L and G? Had Lisa and Balch tumbled? Or was it all in Ramsey’s paranoid mind? Or maybe it was money, Lisa and Balch conspiring to skim. No way to know till all the financial records were pried loose from Larry Schick. Maybe never. Petra really didn’t care.

Same for the specifics of Lisa’s murder—just paperwork now. Her best guess was the original scenario: Ramsey had doped up Balch on Sunday night, snuck out, followed Lisa, abducted her. Using the Mercedes, not the Jeep. Because Billy had seen the plates.
PLYR 1
.

Turned out that’s
all
he’d seen. Not enough to point a finger at anyone—the boy had been turned into quarry for nothing.

Or maybe Ramsey had switched plates, used the Jeep after all. Or some other set of wheels. He had so many; let the techs logic it out.

Killing Estrella Flores up in the hills because she’d seen him sneak out. Or might have. Borrowing Balch’s Lexus for the Flores kill. Or maybe Balch had been in on it, after all, friend to the end. Whatever. Ramsey’d used him, tossed him away.

A football player attempts to frame an old friend . . .
pilfering from a script that hadn’t been very good in the first place.
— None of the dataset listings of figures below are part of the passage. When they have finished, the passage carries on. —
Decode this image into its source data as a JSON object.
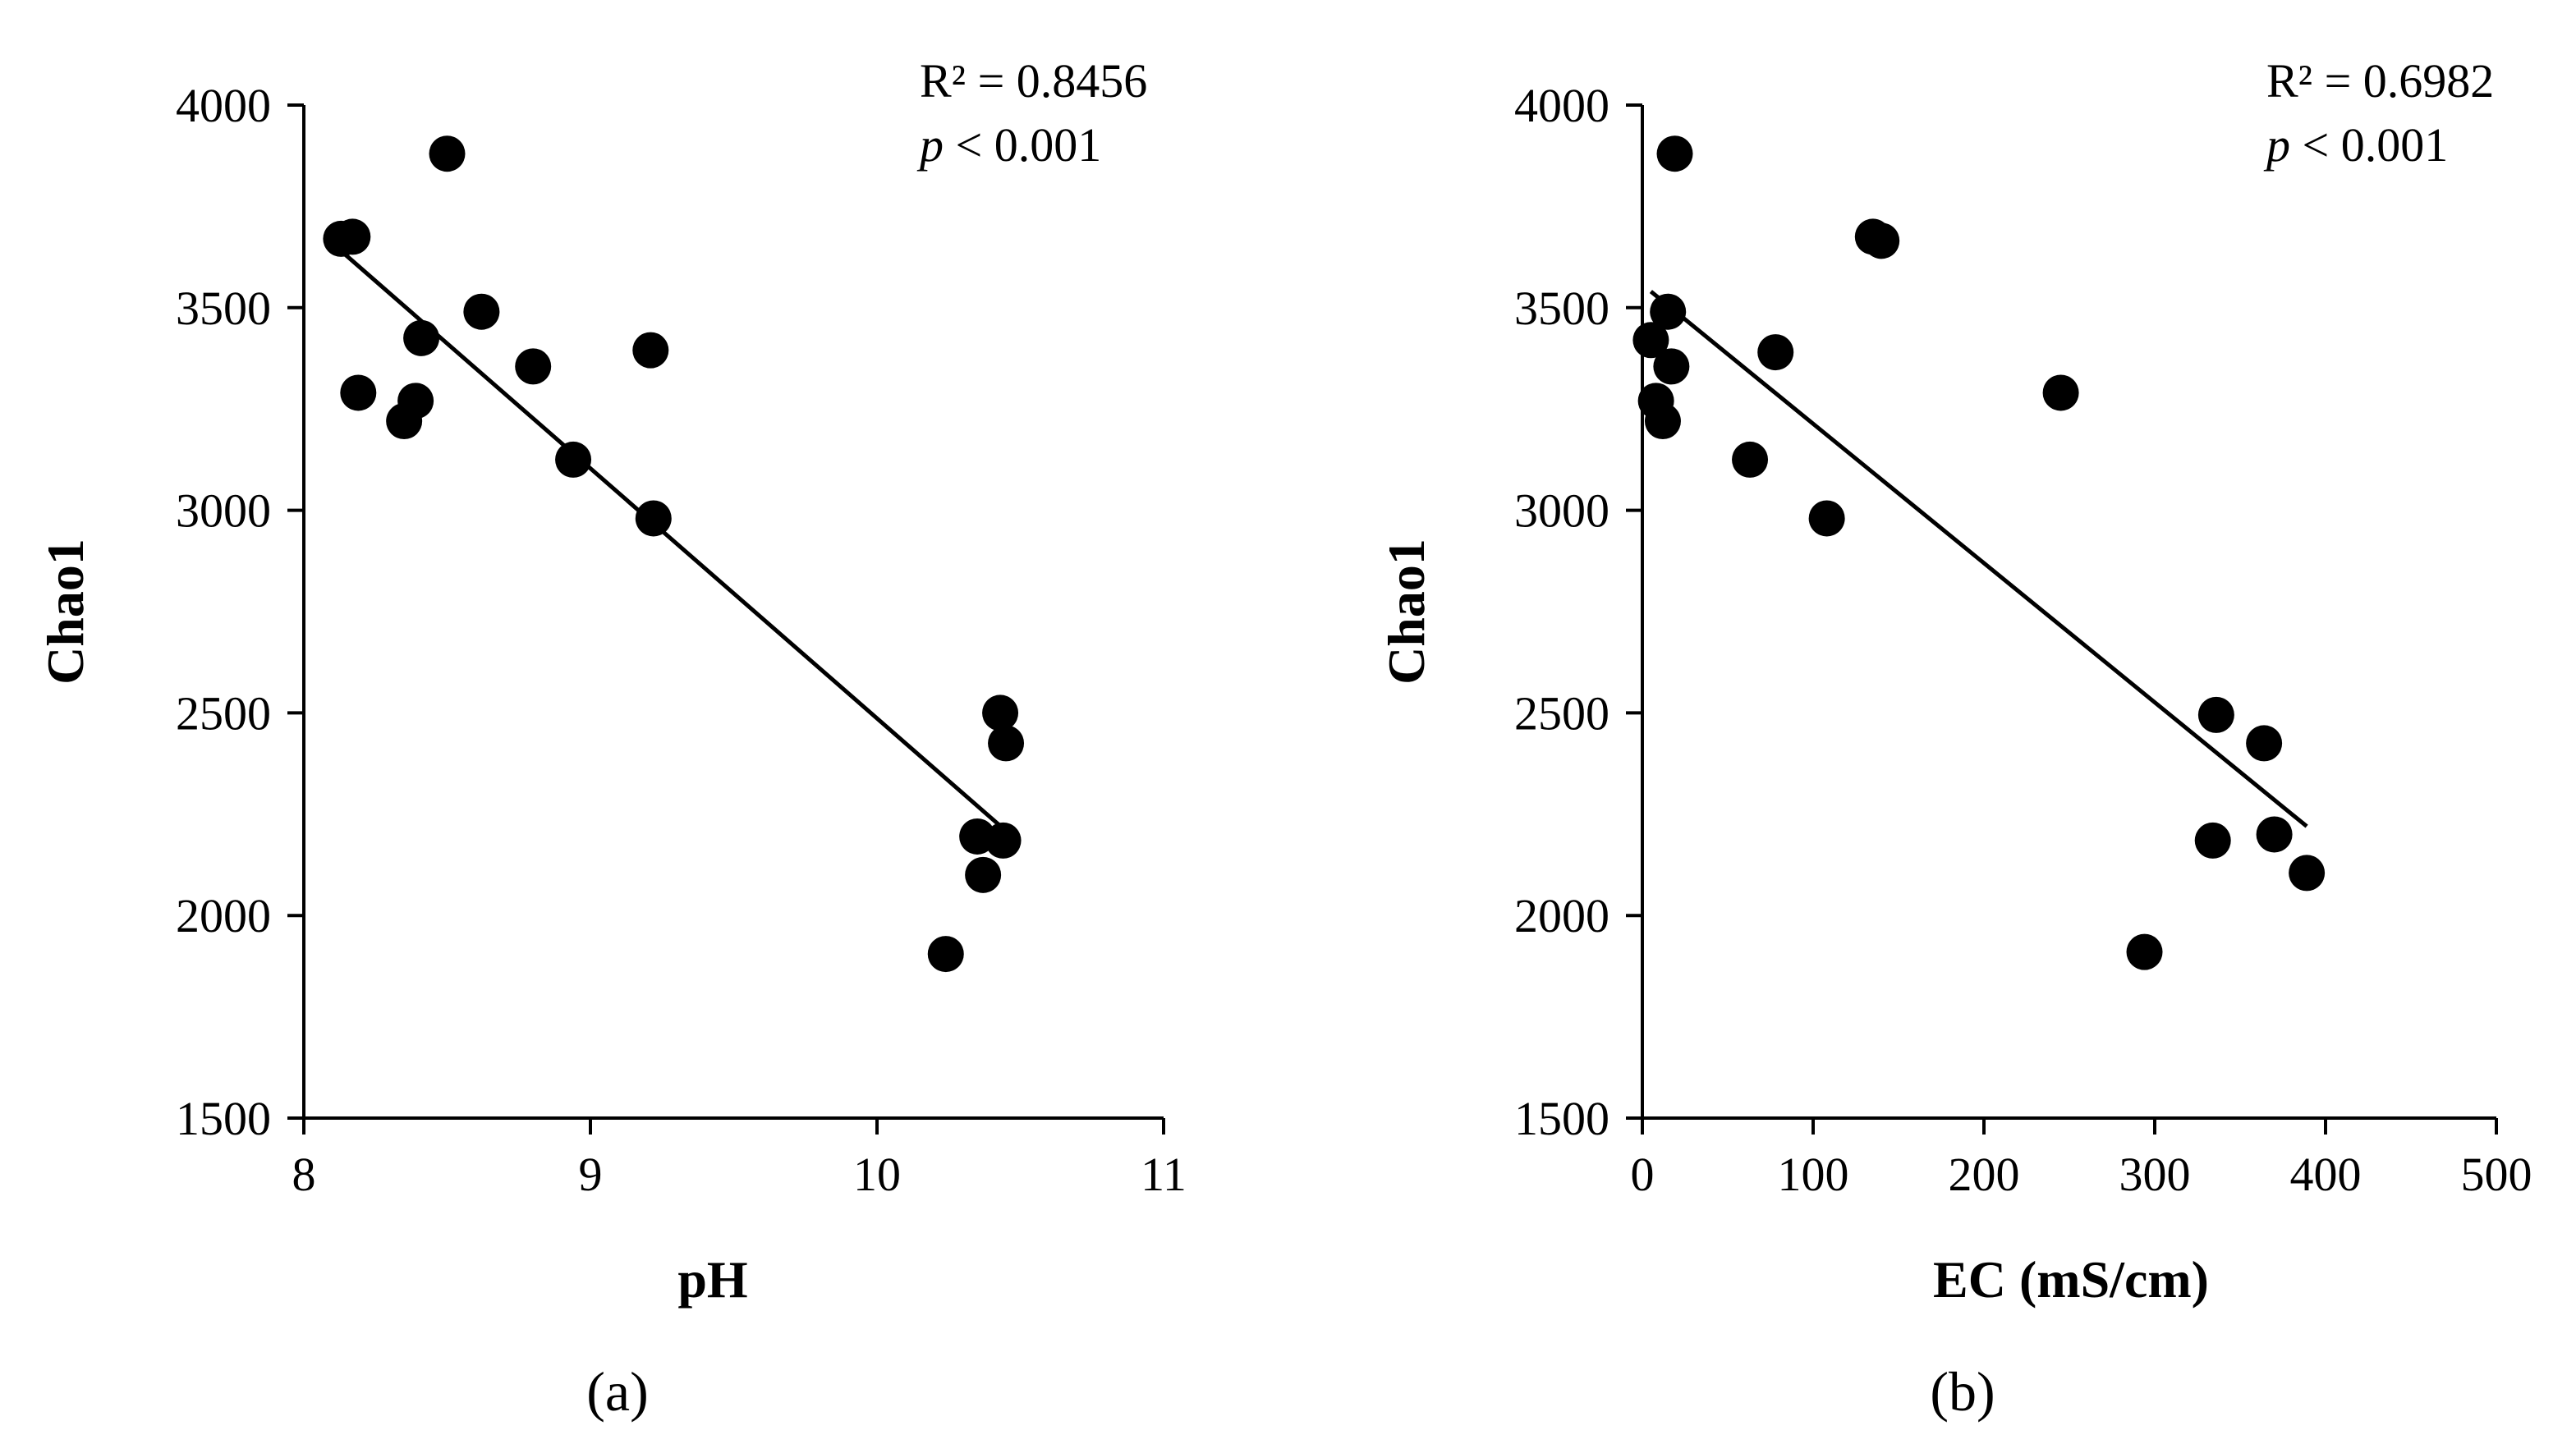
{
  "colors": {
    "ink": "#000000",
    "background": "#ffffff"
  },
  "chart_data": [
    {
      "type": "scatter",
      "panel_label": "(a)",
      "title": "",
      "xlabel": "pH",
      "ylabel": "Chao1",
      "xlim": [
        8,
        11
      ],
      "ylim": [
        1500,
        4000
      ],
      "x_ticks": [
        8,
        9,
        10,
        11
      ],
      "y_ticks": [
        1500,
        2000,
        2500,
        3000,
        3500,
        4000
      ],
      "x_tick_labels": [
        "8",
        "9",
        "10",
        "11"
      ],
      "y_tick_labels": [
        "1500",
        "2000",
        "2500",
        "3000",
        "3500",
        "4000"
      ],
      "grid": false,
      "legend": "none",
      "stats": {
        "r2": "R² = 0.8456",
        "p_italic": "p",
        "p_rest": " < 0.001"
      },
      "series": [
        {
          "name": "samples",
          "points": [
            {
              "x": 8.13,
              "y": 3670
            },
            {
              "x": 8.17,
              "y": 3675
            },
            {
              "x": 8.5,
              "y": 3880
            },
            {
              "x": 8.19,
              "y": 3290
            },
            {
              "x": 8.35,
              "y": 3220
            },
            {
              "x": 8.39,
              "y": 3270
            },
            {
              "x": 8.41,
              "y": 3425
            },
            {
              "x": 8.62,
              "y": 3490
            },
            {
              "x": 8.8,
              "y": 3355
            },
            {
              "x": 8.94,
              "y": 3125
            },
            {
              "x": 9.21,
              "y": 3395
            },
            {
              "x": 9.22,
              "y": 2980
            },
            {
              "x": 10.24,
              "y": 1905
            },
            {
              "x": 10.35,
              "y": 2195
            },
            {
              "x": 10.37,
              "y": 2100
            },
            {
              "x": 10.43,
              "y": 2500
            },
            {
              "x": 10.45,
              "y": 2425
            },
            {
              "x": 10.44,
              "y": 2185
            }
          ]
        }
      ],
      "trendline": {
        "x1": 8.13,
        "y1": 3640,
        "x2": 10.44,
        "y2": 2215
      }
    },
    {
      "type": "scatter",
      "panel_label": "(b)",
      "title": "",
      "xlabel": "EC (mS/cm)",
      "ylabel": "Chao1",
      "xlim": [
        0,
        500
      ],
      "ylim": [
        1500,
        4000
      ],
      "x_ticks": [
        0,
        100,
        200,
        300,
        400,
        500
      ],
      "y_ticks": [
        1500,
        2000,
        2500,
        3000,
        3500,
        4000
      ],
      "x_tick_labels": [
        "0",
        "100",
        "200",
        "300",
        "400",
        "500"
      ],
      "y_tick_labels": [
        "1500",
        "2000",
        "2500",
        "3000",
        "3500",
        "4000"
      ],
      "grid": false,
      "legend": "none",
      "stats": {
        "r2": "R² = 0.6982",
        "p_italic": "p",
        "p_rest": " < 0.001"
      },
      "series": [
        {
          "name": "samples",
          "points": [
            {
              "x": 19,
              "y": 3880
            },
            {
              "x": 135,
              "y": 3675
            },
            {
              "x": 140,
              "y": 3665
            },
            {
              "x": 15,
              "y": 3490
            },
            {
              "x": 5,
              "y": 3420
            },
            {
              "x": 17,
              "y": 3355
            },
            {
              "x": 78,
              "y": 3390
            },
            {
              "x": 8,
              "y": 3270
            },
            {
              "x": 12,
              "y": 3220
            },
            {
              "x": 63,
              "y": 3125
            },
            {
              "x": 108,
              "y": 2980
            },
            {
              "x": 245,
              "y": 3290
            },
            {
              "x": 336,
              "y": 2495
            },
            {
              "x": 364,
              "y": 2425
            },
            {
              "x": 334,
              "y": 2185
            },
            {
              "x": 370,
              "y": 2200
            },
            {
              "x": 389,
              "y": 2105
            },
            {
              "x": 294,
              "y": 1910
            }
          ]
        }
      ],
      "trendline": {
        "x1": 5,
        "y1": 3540,
        "x2": 389,
        "y2": 2220
      }
    }
  ]
}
No imagination. The industry.

Industry big shots called themselves players.

Ramsey styling himself a player, knowing he really wasn’t one. Because his ratings were low, his acting was a joke, and his penis wouldn’t harden.

To hell with him. Billy was her concern.

The boy was beginning his sixth day at Western Pediatric Hospital, where he’d proved a difficult patient at first. Petra neglected her paperwork, ignored Schoelkopf’s calls, spent most of her time bedside. When she left, a hospital play therapist filled in. At first, Billy ignored both of them. By the third day, he was accepting the books and magazines Petra brought him. On the fourth day, Ron came and took her to dinner at the Biltmore, downtown.

Nice dinner—great dinner. She found her hand seeking his. The way he listened to her turned her on. Till then she’d wondered if what had happened between them was due to the tension of the case.

To her great pleasure, now that things were calming down, she wanted to be with him more. Maybe soon she’d get to meet his girls.

Sweet fantasies . . . she harbored no illusions of healing the boy’s emotional wounds, had phoned Alex Delaware, a psychologist she’d worked with and trusted, friend of Milo Sturgis’s, a man who’d been willing to go undercover for something he believed in. But he was out of town with his girlfriend, would be returning today.

Meanwhile, Billy stayed in the hospital for antibiotic treatment and nutrition, a police guard sitting ten feet down the hall. No reason Petra could see for that, but Schoelkopf had ordered it. Maybe he was feeling guilty, so why not?